The next highest risk, industrial espionage, was cited by just 26% of ITDMs, followed by non-compliance to industry regulations (116), with service interruption and damage to corporate reputation ranked equal last (7%).
Cloud Management Becomes the Norm
Wireless infrastructure governed by a premise-based controller is a thing of the past according to the findings, with on-site wireless controllers the least common form of management (31%).
This trend for cloud-based management looks set to grow further, with only 14% of enterprise ITDMs refusing to trust the cloud for such critical management in the future.
Of the cloud-ready respondents, 64% would want to use a private cloud infrastructure for wireless management and 36% would outsource to a third party managed services provider. 21% of those considering outsourcing would only do so provided it is hosted in the same country, leaving 15% happy to embrace wireless management as a public cloud service regardless of geography.
‘Totally Open’ Guest Access
Nearly half (45%) of ITDMs polled provide guest access on their corporate wireless networks, with 24% of these organisations doing so without any controls whatsoever.
The most common form of guest security access on corporate wireless networks is a unique and temporary username and password (47%), ahead of a captive portal with credentials (33%).

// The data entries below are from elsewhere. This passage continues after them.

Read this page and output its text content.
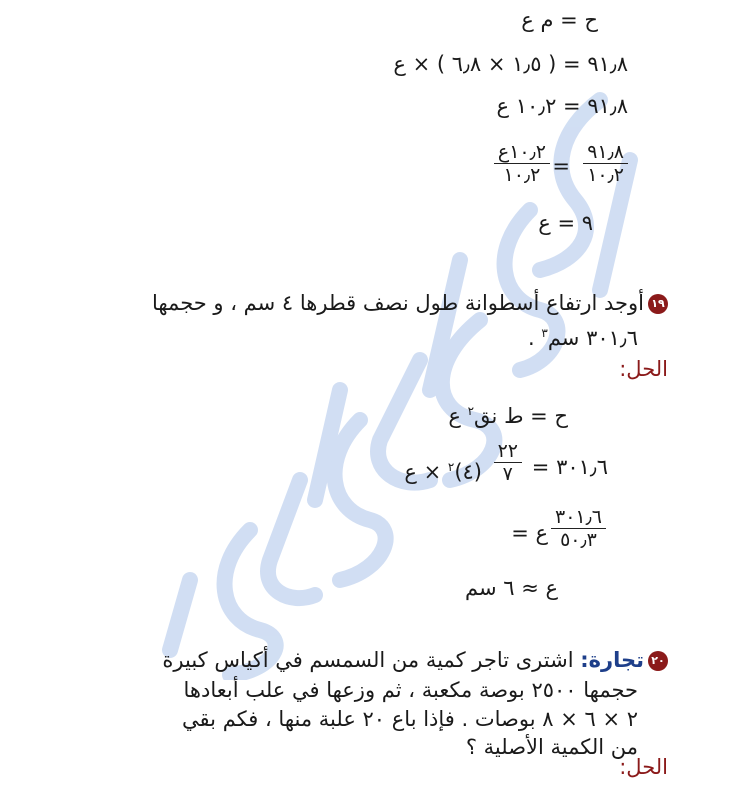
ح = م ع
٩١٫٨ = ( ١٫٥ × ٦٫٨ ) × ع
٩١٫٨ = ١٠٫٢ ع
٩١٫٨
١٠٫٢
=
١٠٫٢ع
١٠٫٢
٩ = ع
١٩أوجد ارتفاع أسطوانة طول نصف قطرها ٤ سم ، و حجمها
٣٠١٫٦ سم$^٣$ .
الحل:
ح = ط نق$^٢$ ع
٣٠١٫٦ =
٢٢
٧
(٤)$^٢$ × ع
ع =
٣٠١٫٦
٥٠٫٣
ع ≈ ٦ سم
٢٠تجارة: اشترى تاجر كمية من السمسم في أكياس كبيرة
حجمها ٢٥٠٠ بوصة مكعبة ، ثم وزعها في علب أبعادها
٢ × ٦ × ٨ بوصات . فإذا باع ٢٠ علبة منها ، فكم بقي
من الكمية الأصلية ؟
الحل:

“The survey findings indicate that despite the growth in mobility strategies, wireless security has simply not been a priority for enterprises to date,” said John Maddison, vice president of marketing products at Fortinet. “As advanced persistent attacks increasingly target multiple entry points, and the cloud becomes more prevelant, it’s not an oversight organisations should risk any longer.”
“It’s positive to see IT Leaders beginning to recognise the role wireless security plays in protecting their critical business assets, yet there is more to be done. As IT strives to balance the need for strong network security with ubiquitous connectivity, wireless must be considered as part of a holistic security strategy to ensure broad and consistent protection for users and devices over wired and wireless access.”